YouNeek perspective

By Content Nigeria reporter
January 3, 2020


Roye Okupe, writer, director and founder of Nigeria’s YouNeek Studios, offers his thoughts on the state of TV drama, plus the challenges and opportunities ahead.

Roye Okupe

How and why is global demand for African drama changing?
Because the world is getting tired of seeing the same thing over and over again. Africa just happens to be rich in culture and lore – it’s the perfect storm. And we are here to fully satisfy demand for more content inspired by African history and culture. This is why I started YouNeek Studios five years ago.

What are the biggest challenges the African drama industry faces?
Capital. Right now trying to raise money is an uphill battle. We don’t have the luxury of showing data from box office success like Hollywood does. Investors still see Africa as high-risk, though Black Panther has begun to change that narrative.

How is the SVoD boom affecting African drama, both creatively and commercially?
It has become a lifeline. SVoD platforms are more willing to take risks than traditional investors. Because of that, we’re seeing more platforms like Netflix taking chances on not just African-inspired content but content created by Africans.

YouNeek Studios’ animated short Malika – Warrior Queen

What are the biggest challenges that YouNeek Studios faces?
Our latest animated short, Malika – Warrior Queen, generated over 300,000 views on YouTube in just one month. However, we have issues raising the funds to do more episodes. Hopefully, that will change soon as we have several producers, investors and platforms reaching out to us. The focus now is seeing how we can take the success of the short and segue that into a full series or feature film.

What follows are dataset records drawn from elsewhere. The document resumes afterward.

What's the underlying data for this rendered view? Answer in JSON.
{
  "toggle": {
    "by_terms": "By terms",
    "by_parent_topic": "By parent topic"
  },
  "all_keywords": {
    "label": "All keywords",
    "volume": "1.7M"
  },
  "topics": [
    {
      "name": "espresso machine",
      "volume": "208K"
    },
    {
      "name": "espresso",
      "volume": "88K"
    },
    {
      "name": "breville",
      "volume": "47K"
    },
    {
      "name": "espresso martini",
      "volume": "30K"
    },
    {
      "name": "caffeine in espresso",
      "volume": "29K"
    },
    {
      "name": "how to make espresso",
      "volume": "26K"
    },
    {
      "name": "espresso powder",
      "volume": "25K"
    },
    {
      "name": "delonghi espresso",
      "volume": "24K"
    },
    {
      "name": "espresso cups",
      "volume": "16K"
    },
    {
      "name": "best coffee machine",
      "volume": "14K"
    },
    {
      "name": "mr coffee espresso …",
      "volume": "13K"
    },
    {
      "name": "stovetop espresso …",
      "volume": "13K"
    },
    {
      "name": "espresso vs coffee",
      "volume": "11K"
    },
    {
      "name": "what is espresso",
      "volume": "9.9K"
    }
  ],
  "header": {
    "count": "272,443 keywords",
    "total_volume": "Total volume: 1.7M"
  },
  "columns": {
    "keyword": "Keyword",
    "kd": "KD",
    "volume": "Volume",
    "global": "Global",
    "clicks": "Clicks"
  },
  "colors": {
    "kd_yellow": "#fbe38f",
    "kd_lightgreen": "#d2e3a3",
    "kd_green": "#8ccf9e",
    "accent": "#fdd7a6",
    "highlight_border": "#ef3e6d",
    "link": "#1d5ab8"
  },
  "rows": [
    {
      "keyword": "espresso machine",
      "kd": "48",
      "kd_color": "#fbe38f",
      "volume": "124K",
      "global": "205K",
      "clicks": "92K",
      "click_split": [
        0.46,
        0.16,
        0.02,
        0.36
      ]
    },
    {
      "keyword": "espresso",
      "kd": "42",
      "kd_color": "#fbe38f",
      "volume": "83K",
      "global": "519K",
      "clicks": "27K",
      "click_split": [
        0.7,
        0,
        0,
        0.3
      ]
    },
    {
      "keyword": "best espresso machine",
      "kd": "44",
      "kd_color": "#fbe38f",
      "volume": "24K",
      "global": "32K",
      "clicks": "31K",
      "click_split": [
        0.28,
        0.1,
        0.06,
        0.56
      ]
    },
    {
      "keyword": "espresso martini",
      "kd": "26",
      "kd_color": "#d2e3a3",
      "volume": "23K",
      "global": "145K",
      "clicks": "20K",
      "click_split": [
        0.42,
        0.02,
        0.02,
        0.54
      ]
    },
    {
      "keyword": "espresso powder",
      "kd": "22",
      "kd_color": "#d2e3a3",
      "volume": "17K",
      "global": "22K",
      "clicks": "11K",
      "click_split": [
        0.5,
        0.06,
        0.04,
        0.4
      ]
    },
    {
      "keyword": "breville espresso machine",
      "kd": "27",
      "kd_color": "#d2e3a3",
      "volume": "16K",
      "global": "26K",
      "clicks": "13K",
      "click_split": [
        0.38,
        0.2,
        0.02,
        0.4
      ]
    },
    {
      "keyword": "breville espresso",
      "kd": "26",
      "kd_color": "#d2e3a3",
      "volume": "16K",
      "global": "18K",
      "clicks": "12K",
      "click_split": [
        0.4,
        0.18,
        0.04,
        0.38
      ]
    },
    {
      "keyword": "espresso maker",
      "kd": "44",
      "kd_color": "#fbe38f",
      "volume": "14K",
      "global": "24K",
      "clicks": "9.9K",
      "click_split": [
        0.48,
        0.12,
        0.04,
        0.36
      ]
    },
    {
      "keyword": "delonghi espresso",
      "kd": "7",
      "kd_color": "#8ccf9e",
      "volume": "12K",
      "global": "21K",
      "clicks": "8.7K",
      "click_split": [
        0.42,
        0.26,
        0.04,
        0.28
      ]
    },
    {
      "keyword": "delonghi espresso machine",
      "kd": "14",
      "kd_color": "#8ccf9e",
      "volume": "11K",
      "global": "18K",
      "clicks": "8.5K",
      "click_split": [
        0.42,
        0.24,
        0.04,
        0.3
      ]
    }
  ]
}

How would you describe the current state of the television drama industry?
This is the best time to be alive as a content producer. With VoD, theatrical, social media, YouTube and more, the ways to pitch your content are almost unlimited. Unfortunately, this also makes it extremely competitive as many other producers are able to join the fray. But that’s a good thing because it will bring about more diverse content, which is something the industry has always needed.